Publié: 06.08.2017
We chose Urho Kekkonen National Park (Finnish: Urho Kekkosen kansallispuisto) for a multi-day hike through the Finnish landscape. This park is one of the largest in Finland and offers various shorter and longer stages. Thanks to a travel guide about the "most beautiful hikes in the world", we wanted to do a three-day track around the Nuortti River to the Russian border. One of the main entrances and information centers of the park is not far from Inari (Lapland road conditions!), but when we arrived, the information center had already closed early and could no longer provide us with information about the hike around the Nuortti River. Luckily, there is the internet... unfortunately, the entrance to this track was on the other side of the national park - only 90 km as the crow flies... which translated to 280 km in the Lapland road network that we drove in the evening. The route was quite funny, with many reindeer, not always paved, straight through the forest through towns that don't deserve that title at all, it gave us a good insight into the Lapland solitude.

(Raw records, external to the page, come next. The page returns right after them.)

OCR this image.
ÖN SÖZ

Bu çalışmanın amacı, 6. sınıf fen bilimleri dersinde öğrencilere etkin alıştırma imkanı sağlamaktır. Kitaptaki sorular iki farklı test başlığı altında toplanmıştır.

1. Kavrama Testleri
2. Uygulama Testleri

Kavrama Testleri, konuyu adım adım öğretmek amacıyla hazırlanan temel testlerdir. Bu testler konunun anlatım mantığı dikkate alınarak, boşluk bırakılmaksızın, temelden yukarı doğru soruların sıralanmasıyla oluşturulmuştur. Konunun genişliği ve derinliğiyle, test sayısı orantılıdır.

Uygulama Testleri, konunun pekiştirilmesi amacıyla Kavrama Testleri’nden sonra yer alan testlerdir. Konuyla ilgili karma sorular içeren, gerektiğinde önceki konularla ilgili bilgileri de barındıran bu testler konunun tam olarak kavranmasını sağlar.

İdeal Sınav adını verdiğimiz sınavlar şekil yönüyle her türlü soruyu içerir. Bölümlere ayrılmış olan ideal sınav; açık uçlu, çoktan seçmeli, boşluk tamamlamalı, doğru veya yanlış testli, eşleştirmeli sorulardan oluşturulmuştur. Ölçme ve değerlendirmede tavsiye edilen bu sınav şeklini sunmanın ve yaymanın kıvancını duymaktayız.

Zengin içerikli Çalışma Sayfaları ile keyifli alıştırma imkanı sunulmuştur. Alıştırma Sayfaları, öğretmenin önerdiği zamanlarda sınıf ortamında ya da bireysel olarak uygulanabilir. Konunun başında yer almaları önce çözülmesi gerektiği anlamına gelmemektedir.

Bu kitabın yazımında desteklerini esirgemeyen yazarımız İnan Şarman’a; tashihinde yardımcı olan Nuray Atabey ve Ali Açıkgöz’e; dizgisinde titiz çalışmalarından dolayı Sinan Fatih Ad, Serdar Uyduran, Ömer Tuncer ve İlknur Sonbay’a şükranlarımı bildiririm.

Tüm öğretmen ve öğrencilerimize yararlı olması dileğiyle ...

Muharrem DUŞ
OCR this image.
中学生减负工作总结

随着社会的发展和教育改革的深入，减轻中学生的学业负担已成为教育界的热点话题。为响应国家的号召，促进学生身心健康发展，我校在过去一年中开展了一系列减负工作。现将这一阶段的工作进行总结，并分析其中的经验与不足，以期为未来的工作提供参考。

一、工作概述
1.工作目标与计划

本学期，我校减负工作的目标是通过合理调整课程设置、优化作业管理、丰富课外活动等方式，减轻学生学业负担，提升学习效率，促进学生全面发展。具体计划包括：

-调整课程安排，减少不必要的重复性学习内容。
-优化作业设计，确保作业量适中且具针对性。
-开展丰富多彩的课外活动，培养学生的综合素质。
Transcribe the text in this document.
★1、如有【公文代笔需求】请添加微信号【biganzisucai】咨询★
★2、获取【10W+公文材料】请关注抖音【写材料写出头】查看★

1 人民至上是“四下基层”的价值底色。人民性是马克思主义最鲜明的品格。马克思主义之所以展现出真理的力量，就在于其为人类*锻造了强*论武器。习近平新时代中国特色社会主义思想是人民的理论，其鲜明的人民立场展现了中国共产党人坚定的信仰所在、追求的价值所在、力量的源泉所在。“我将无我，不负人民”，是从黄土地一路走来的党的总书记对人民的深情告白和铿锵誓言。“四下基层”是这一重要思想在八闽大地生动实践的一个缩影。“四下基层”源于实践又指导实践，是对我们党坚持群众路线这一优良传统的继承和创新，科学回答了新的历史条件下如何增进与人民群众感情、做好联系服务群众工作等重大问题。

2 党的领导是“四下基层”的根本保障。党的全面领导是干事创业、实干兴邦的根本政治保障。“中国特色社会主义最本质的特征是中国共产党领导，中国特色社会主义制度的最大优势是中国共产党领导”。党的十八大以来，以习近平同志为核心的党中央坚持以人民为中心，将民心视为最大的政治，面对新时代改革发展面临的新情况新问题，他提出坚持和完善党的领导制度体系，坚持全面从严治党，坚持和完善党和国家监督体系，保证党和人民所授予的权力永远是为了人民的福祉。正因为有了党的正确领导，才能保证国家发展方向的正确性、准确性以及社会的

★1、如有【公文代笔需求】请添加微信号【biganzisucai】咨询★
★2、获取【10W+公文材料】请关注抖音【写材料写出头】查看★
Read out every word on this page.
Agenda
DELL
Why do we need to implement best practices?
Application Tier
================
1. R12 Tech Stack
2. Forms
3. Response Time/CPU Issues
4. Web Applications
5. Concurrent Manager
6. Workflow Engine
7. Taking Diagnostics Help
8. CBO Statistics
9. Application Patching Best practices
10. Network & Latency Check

The national park entrance was hidden behind Tulpio (take a look at it on the map, which can also be found here in the blog), in the middle of the forest, only accessible via unpaved roads. The track was really beautiful. For me (Anne), it was a completely new experience to get by for 3 days only with the things I had in my backpack: tent, sleeping bag, sleeping pad, clothes, food, cooking utensils, soap, etc. We could take water from the river and fortunately didn't have to carry it with us. The hike went through the forest, always along the riverbank, sometimes a bit hilly, sometimes completely flat - a total of 42 km. The biggest highlight was crossing the river on a suspension bridge in the Russian border zone, where signs were everywhere, pointing out very directly that further progress is absolutely forbidden. The second highlight of the hike was crossing the river shortly before the end, where we had to wade through the river, holding onto a wire rope so that we wouldn't be swept away by the current - and all of this of course in Lapland temperatures. During the hike, the mosquitoes and horseflies were incredibly annoying, as we were completely bitten in no time and were already afraid of dying from anemia (haha). No, but seriously, my legs looked like I had chickenpox again. Now in hindsight, something like that doesn't seem so bad at all, and the three days, completely secluded from civilization (without mobile network or contact with other people), in harmony with nature, remain in our minds as a wonderful memory.
Back from the hike, we spent a night at the next campsite, where we were awakened by the sound of reindeer hooves, which had free rein on the campsite. Oh, how one learns to appreciate flowing warm water!